Considerando o grau de insatisfação que isso tem gerado, e se me fosse solicitado um parecer, nem em sonhos eu pensaria em sugerir que fossem desvelados todos os mistérios, tirados todos os véus. Quem não sabe que a noite seduz muito mais do que a luz do sol? A sutileza e um certo ar de desinteresse sempre surtiram um efeito danado. Ninguém duvida que nossa raça não corre o menor risco de extinção. Brinca aqui, brinca ali e os casamentos têm proliferado de maneira emocionante. Para alguns, até assustadora. Porém, feitas as contas, pode-se concluir que estratégias amorosas são usadas por muitas espécies animais. Mas não precisamos exagerar. Em tempos como esses que vivemos, quando a disponibilidade parece estar implícita em cada frase de apresentação, não deixa de ser paradoxal tantas queixas aparecerem nas conversas rotineiras das garotas. Talvez seja simplesmente uma questão de ajustes. E de descobrir se existe muito alarido de um lado ou um exagerado desinteresse do outro. Uma amiga confidenciou: "Eu não tenho a menor vontade de ficar desempenhando o papel da difícil, daquela que parece estar eternamente em busca do príncipe encantado. Se eu gosto, nada me faz dizer o contrário. Só que nos 15 primeiros minutos parece que a partida já está perdida". A pouca predisposição em se comprometer amorosamente só tem feito aumentar o coro dos descontentes. Não sei se há 40 ou 50 anos era diferente. Alguns juram que sim. Provavelmente fosse mais complicado aproximar um homem e uma mulher, só isso. Deus nos livre de voltar ao tempo em que parecíamos dois grupos de estrangeiros falando línguas diferentes. Pelo menos agora a comunicação não está tão difícil. Mas que ainda existem muitos mal-entendidos, isso se evidencia pela lista de queixas que qualquer solteiro que anda à espreita de seu par tem para relatar.

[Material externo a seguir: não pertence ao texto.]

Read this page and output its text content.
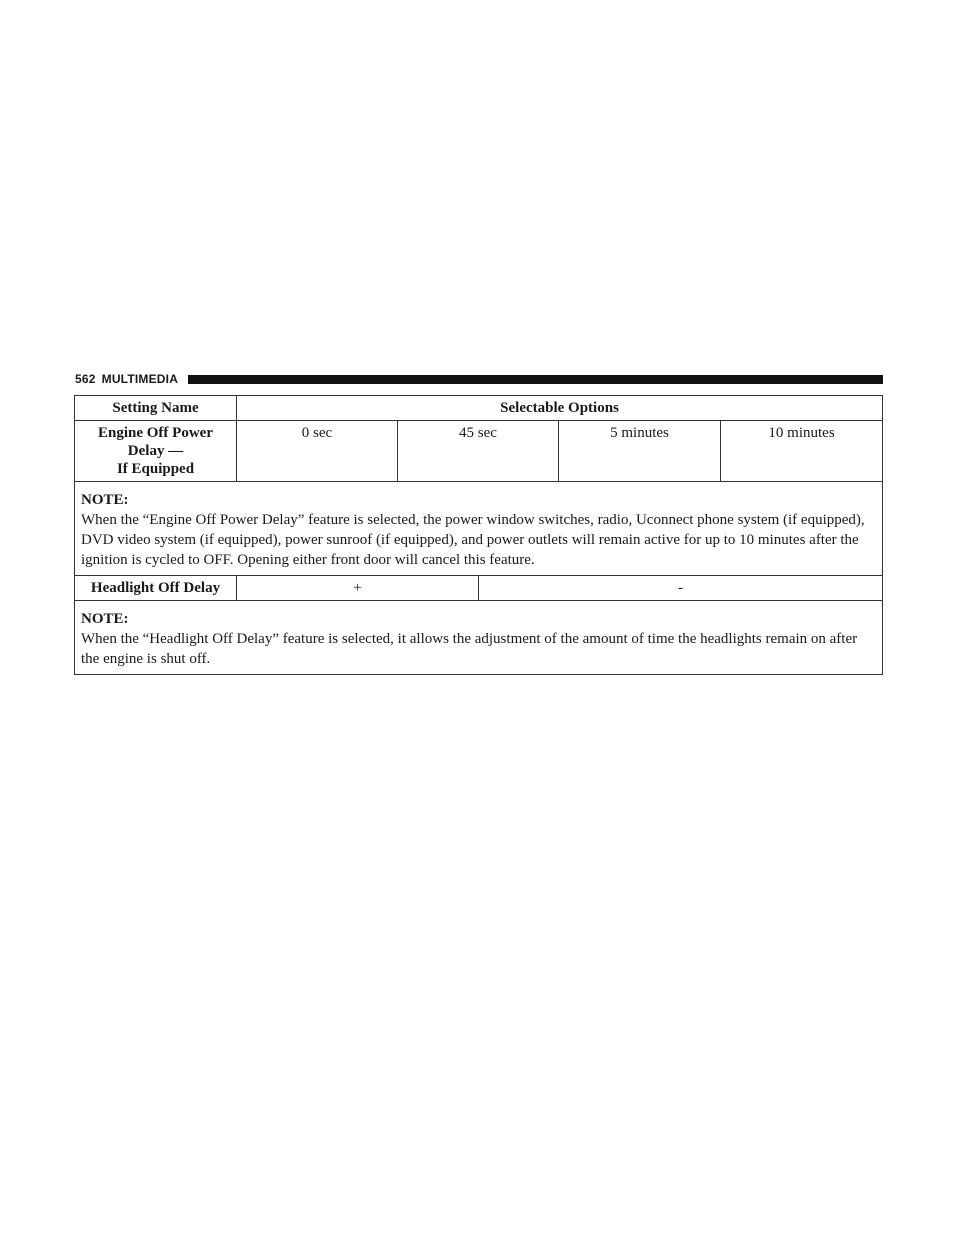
562 MULTIMEDIA
Setting Name	Selectable Options				
Engine Off Power
Delay —
If Equipped	0 sec	45 sec		5 minutes	10 minutes

NOTE:
When the “Engine Off Power Delay” feature is selected, the power window switches, radio, Uconnect phone system (if equipped), DVD video system (if equipped), power sunroof (if equipped), and power outlets will remain active for up to 10 minutes after the ignition is cycled to OFF. Opening either front door will cancel this feature.					
Headlight Off Delay	+		-		

NOTE:
When the “Headlight Off Delay” feature is selected, it allows the adjustment of the amount of time the headlights remain on after the engine is shut off.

No mais, toda essa brincadeira pode ser divertida para quem tem espírito juvenil, adolescente. Desconfio que a maturidade quer repousar seu cansaço dentro da concha de outras mãos, sem a necessidade de ser um estrategista 24 horas por dia. Até porque bons jogadores nem sempre precisam ou conseguem chegar ao pódio. Muitas vezes, o prazer se concentra todo em ensaiar algumas novas jogadas.